Click the star to add/remove an item to/from your individual schedule.
You need to be logged in to avail of this functionality.

Accepted Paper:

Infrastructure's allure  
Tim Schwanen (University of Oxford)

Paper short abstract:

Interventions in infrastructures are currently popular means for regulating mobilities. This paper analyses why this is so for people’s everyday mobility, locating infrastructure’s allure in the challenges of communicating experiences and understandings of comfort, convenience, speed and efficiency.

Paper long abstract:

The regulation of the mobilities of people, artefacts, molecules, capital, ideas, etc. is at the heart of contemporary biopolitical regimes but many of the means deployed for such regulation in the past, such as command-and-control and strongly paternalistic measures, are no longer seen as desirable in many places across liberal democracies.

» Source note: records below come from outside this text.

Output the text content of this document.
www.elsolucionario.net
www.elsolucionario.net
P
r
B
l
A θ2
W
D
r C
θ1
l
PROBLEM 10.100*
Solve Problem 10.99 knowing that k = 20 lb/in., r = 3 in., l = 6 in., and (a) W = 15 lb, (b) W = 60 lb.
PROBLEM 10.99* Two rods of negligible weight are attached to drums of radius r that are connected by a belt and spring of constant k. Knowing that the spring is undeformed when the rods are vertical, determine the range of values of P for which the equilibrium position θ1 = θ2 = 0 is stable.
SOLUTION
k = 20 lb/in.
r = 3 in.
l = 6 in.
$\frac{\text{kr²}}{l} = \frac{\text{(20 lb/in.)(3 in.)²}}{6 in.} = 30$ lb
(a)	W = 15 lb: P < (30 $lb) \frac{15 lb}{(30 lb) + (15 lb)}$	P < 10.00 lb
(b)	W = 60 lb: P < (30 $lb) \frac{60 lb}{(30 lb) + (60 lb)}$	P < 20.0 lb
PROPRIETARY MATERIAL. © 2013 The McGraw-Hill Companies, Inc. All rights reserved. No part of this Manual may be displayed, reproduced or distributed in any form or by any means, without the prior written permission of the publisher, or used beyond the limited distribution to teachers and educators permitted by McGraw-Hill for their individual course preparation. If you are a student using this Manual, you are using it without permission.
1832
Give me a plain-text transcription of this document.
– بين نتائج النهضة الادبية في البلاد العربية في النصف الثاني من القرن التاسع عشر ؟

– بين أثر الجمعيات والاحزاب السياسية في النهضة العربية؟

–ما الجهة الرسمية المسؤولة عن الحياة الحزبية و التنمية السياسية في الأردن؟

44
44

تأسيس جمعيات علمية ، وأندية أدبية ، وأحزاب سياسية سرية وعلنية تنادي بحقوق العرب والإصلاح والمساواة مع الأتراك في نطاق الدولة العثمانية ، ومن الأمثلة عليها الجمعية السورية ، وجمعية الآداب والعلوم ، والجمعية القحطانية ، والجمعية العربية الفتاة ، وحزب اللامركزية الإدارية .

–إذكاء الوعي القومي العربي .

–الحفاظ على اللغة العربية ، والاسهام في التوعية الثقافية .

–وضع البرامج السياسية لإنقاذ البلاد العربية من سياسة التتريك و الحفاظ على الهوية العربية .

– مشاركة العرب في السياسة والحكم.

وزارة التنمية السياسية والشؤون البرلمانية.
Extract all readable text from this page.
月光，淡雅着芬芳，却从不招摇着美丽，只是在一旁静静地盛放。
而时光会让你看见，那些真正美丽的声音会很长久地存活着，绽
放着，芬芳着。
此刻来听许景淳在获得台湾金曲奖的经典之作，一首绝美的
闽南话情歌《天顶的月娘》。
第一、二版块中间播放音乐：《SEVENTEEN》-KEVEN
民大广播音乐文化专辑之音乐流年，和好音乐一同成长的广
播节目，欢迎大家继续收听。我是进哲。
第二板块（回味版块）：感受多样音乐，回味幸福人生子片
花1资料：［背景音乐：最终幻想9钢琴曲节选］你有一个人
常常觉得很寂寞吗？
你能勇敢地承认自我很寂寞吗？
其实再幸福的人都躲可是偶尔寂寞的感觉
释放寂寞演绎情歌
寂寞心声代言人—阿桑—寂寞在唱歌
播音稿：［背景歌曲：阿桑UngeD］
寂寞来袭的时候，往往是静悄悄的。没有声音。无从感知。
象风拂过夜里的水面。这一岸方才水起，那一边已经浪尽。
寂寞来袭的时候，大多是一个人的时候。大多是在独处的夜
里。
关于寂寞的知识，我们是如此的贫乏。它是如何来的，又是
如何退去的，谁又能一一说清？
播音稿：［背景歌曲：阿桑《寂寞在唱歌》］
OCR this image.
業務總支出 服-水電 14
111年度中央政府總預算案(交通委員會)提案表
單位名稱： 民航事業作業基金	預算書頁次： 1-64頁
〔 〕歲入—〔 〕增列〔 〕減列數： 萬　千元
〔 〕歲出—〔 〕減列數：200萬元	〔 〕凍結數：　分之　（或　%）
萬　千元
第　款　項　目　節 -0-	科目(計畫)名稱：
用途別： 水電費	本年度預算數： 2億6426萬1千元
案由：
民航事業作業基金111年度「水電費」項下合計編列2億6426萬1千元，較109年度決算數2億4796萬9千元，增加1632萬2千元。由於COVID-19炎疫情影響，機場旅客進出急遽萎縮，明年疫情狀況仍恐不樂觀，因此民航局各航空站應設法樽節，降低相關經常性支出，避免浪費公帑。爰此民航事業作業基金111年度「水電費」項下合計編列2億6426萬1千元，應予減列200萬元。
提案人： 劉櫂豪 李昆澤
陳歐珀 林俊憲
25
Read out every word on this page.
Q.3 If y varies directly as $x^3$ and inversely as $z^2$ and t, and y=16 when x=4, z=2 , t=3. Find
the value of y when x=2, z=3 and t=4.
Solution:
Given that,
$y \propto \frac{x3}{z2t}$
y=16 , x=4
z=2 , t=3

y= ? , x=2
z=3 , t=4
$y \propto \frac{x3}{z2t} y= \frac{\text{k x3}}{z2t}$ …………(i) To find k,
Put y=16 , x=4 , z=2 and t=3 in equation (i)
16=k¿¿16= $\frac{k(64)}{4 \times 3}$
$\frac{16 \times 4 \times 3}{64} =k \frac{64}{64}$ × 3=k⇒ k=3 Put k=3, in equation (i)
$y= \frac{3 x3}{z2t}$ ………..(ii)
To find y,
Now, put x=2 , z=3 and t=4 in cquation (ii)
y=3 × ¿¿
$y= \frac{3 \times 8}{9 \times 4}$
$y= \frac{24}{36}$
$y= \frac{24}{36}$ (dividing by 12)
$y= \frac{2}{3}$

This partly explains why the (re)assembling of infrastructures has (re)emerged as a key strategy to govern mobilities. Wide-ranging coalitions of divergent interests have often come into being around interventions in infrastructure, even if this seemingly post-political, always fragile symbiosis is constantly at risk of turning into conflict and contestation.

Using the everyday urban mobility of people as case-study, this paper examines the allure of infrastructural interventions, particularly in light of fragility and sometimes outright unruliness of the creation, operation, functioning, maintenance and management of infrastructures. It draws together notions and insights from a range of disciplines including geography, STS, anthropology and philosophy and relies on empirical materials from research projects in cities in the UK, the Philippines and Brazil. It is argued that the allure of infrastructures for everyday urban mobility results from the ways in which they allow movement, representations and affects to become entangled in different ways for different alliances of interests. The challenges of communicating experiences and understandings of comfort, convenience, speed and efficiency and hence the interpretative flexibility of these terms are considered particularly important to the allure of infrastructural interventions into people's everyday mobility, not least because they enable the economisation of infrastructures.